Par Mots et par Vies

Instant de honte

Ce soir là, j'avais une réunion. Une amie est passée me chercher pour que nous y allions ensemble. Au moment du départ un coup de téléphone nous annonce que la rencontre est annulée. Nous décidons de sortir quand même et d'aller prendre un verre. Nous voilà touristes dans notre propre ville. Un mardi soir pluvieux et doux. Nous nous installons sur la Grand place, sous un grand parasol, devant un chocolat. Agendas sur la table, nous donnons des nouvelles des amis, de ceux qui vont bien et ceux qui vont moins bien, nous parlons de nos groupes chrétiens. Au loin du bruit, de la musique, des voix.

Avant de rejoindre la voiture, nous décidons d'aller voir ce qui se passe. Devant l'opéra, un attroupement joyeux, avec des banderoles acclamant Michel Sardou ! Ah bon, il chante encore !

Au milieu de ce tohu-bohu, une autre musique attire nos oreilles, assis parterre, une loupiote devant eux, des jeunes d'un autre style chantent des cantiques, entourés par des jeunes comme eux, qui veillent à la sécurité. Une banderole de la manif pour tous est posée derrière eux.

Et là, tout à coup, j'ai honte.

Comment expliquer cela ?

Honte parce que je suis catho comme eux et pourtant pas comme eux.
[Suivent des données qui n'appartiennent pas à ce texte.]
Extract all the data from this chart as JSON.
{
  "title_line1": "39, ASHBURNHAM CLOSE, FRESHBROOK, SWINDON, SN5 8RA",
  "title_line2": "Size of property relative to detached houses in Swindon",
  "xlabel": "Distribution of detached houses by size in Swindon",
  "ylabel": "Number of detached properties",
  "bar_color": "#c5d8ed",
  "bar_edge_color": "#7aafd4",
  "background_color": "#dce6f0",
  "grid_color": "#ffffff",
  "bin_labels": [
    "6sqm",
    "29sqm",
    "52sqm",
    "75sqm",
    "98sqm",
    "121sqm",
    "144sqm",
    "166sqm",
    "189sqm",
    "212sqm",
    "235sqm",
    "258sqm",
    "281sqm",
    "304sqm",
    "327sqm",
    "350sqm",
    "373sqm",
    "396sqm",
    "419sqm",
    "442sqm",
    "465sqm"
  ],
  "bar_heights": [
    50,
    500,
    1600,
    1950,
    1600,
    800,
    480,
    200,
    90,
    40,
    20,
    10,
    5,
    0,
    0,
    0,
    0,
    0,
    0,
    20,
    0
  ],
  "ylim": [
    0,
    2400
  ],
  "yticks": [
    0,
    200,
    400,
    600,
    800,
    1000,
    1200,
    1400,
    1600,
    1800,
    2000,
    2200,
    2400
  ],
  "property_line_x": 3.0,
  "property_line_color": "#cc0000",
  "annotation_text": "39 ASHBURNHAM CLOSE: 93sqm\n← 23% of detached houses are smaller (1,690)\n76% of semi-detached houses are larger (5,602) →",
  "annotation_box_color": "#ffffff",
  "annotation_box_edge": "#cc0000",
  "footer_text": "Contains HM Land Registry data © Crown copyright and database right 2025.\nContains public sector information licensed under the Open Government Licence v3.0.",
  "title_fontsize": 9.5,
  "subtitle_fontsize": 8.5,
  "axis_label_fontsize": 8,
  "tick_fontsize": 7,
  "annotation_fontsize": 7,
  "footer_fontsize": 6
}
Je ne me reconnais pas dans cette Église de classe, de purs, de propres sur eux.

Non je ne suis pas pure et je partage pleinement les doutes, les tâtonnements, les joies et les espoirs des hommes de ce temps. Non je ne suis pas propre et je revendique même de me salir les mains, le cœur et l'âme à fréquenter les rues, les trottoirs, les bistrots, à écouter des histoires parfois sordides et quelques fois jolies, à pleurer et à rire.

Il y a une chose dont je suis sûre : Jésus de Nazareth, tu avais les pieds sales, à marcher obstinément

sur nos routes humaines. Ça me fait du bien, rien que d'y penser.

Je ne comprends rien à cette croisade contre le mariage gay et elle me blesse. Si c'était vraiment le sort des enfants qui était le souci, quelle merveilleuse mobilisation pourrions-nous espérer pour venir

en aide aux enfants Roms qui vivent la misère dans notre propre pays. Pourtant il n'en sera rien et

nous le savons bien. Il ne s'agit pas de cela.

Alors de quoi s'agit-il ? Qu'est-ce qui nous fait si peur ?

De voir s'effondrer nos belles citadelles, nos certitudes, nos vérités préétablies ?

Si 1 et 1 font 2, ça ne marche pas comme ça dès qu'il y a de l'humain. Vivre n'est pas une science exacte. Et moi, je trouve ça plutôt pas mal. Arrêtons de nous mentir, accueillons nos propres ambiguïtés, devenons des vivants, ayons de la tendresse pour nous-mêmes, construisons pas à pas notre être intérieur, nous deviendrons alors, seulement, assez libre pour aimer.